OK, so here's the headline number that the media are focusing on: Canada's year-on-year consumer price index rose 6.8 percent in November, compared to a 6.9 percent rise in October. Market expectations had been for a 6.7 percent print, so the data mean the Bank of Canada has more to do on the tightening front.
And here's a better way of looking at it: Canada's CPI rose 0.1 percent month-on-month in November. That's identical to the rise seen in September, and suggests that the gasoline-propelled 0.7 percent monthly increase in October was an anomaly. Even if we include that October number, the annualized rate of increase in headline CPI for the past three months comes in below 4 percent. This suggests that Bank of Canada tightening is already having a significant effect, so no further tightening is likely to be needed.
Looking beyond the headlines, we find that a major contributor to the lower monthly print in November was a 3.6 percent fall in gasoline prices, partially reversing the 9.2 percent spike seen in October.
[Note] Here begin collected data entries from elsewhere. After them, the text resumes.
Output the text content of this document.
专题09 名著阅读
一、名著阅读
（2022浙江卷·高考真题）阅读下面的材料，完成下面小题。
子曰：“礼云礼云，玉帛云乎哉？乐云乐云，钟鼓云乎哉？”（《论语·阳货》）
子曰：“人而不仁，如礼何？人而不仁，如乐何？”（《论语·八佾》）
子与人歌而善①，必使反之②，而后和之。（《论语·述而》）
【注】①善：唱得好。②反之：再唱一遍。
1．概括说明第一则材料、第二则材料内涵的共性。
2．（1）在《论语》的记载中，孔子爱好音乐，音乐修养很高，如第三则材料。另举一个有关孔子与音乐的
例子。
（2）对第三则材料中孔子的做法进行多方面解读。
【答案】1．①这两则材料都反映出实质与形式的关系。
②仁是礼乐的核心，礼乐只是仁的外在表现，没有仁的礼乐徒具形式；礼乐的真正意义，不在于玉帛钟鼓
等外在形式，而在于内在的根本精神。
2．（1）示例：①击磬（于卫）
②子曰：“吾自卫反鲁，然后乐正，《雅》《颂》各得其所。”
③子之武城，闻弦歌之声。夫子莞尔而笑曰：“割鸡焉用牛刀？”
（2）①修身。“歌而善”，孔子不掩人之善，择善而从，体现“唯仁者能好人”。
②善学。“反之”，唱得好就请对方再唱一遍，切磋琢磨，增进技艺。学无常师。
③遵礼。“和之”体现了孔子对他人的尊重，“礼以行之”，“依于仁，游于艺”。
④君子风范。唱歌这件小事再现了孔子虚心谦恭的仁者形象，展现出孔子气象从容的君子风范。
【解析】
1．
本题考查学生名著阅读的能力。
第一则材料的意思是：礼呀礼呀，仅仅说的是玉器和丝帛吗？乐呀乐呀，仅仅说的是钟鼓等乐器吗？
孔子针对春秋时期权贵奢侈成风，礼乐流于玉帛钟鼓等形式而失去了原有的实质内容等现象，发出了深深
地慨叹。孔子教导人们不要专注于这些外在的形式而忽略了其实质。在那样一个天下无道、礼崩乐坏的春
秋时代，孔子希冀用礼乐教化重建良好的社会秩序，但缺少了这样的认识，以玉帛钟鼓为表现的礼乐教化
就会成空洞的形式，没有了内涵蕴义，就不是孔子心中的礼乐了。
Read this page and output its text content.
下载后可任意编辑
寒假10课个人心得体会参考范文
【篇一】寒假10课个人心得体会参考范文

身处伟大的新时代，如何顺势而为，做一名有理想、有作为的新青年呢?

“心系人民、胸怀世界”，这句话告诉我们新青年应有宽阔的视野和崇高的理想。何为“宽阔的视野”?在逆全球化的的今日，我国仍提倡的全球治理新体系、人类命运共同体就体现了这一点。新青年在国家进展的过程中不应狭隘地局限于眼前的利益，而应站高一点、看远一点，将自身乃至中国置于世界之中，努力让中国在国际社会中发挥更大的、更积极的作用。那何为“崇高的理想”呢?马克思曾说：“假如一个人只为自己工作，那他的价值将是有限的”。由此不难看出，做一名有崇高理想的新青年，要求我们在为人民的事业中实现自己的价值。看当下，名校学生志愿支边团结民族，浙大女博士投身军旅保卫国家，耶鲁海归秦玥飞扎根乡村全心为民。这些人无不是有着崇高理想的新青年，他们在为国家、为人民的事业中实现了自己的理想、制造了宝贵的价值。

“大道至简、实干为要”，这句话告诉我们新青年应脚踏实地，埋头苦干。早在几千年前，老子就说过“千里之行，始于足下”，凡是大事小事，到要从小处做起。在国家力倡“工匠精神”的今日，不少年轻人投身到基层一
Even with the latest decline, gasoline prices remain 13.7 percent higher than a year ago. December has seen further weakness in prices at the pumps, suggesting that this factor will exert a downward bias on overall CPI for the month.
Food price trends are less reassuring. Prices for food purchased from stores (i.e. as opposed to restaurant meals) jumped 1.2 percent in the month, pushing the year-on-year rise to 11.4 percent, up from 11.0 percent in October. There is also upward pressure on shelter costs: mortgage interest costs were 14.5 percent higher in November than a year ago, indicating that Bank of Canada rate hikes are directly increasing the very inflation they are intended to reduce.
So-called special aggregates are generally showing slower inflation than the headline numbers. Ex-food CPI actually fell 0.1 percent in November, for a year-on-year increase of 6.2 percent. The index ex food and energy rose just 0.1 percent in the month, for a year-on-year increase of 5.4 percent. And we mustn't forget the Bank of Canada's preferred core inflation measures, much as the Bank might wish that we would. These measures are showing little sign of easing; two of the three moved higher in the month, and the mean reading now stands at 5.7 percent.
It remains a mystery that the Bank of Canada, like the Fed, makes little or no effort to push the message that the running rate of inflation is well below the year-on-year rate. Instead, it allows the media to focus on the seemingly glacial pace of reduction in year-on-year CPI. Perhaps the Bank is reluctant to declare victory too soon, in case some unexpected development comes along and pushes prices back up again. What is certain is that the November data either completely justify another rate hike in early 2023, or mean that rates have already peaked, depending entirely on how you choose to read the numbers.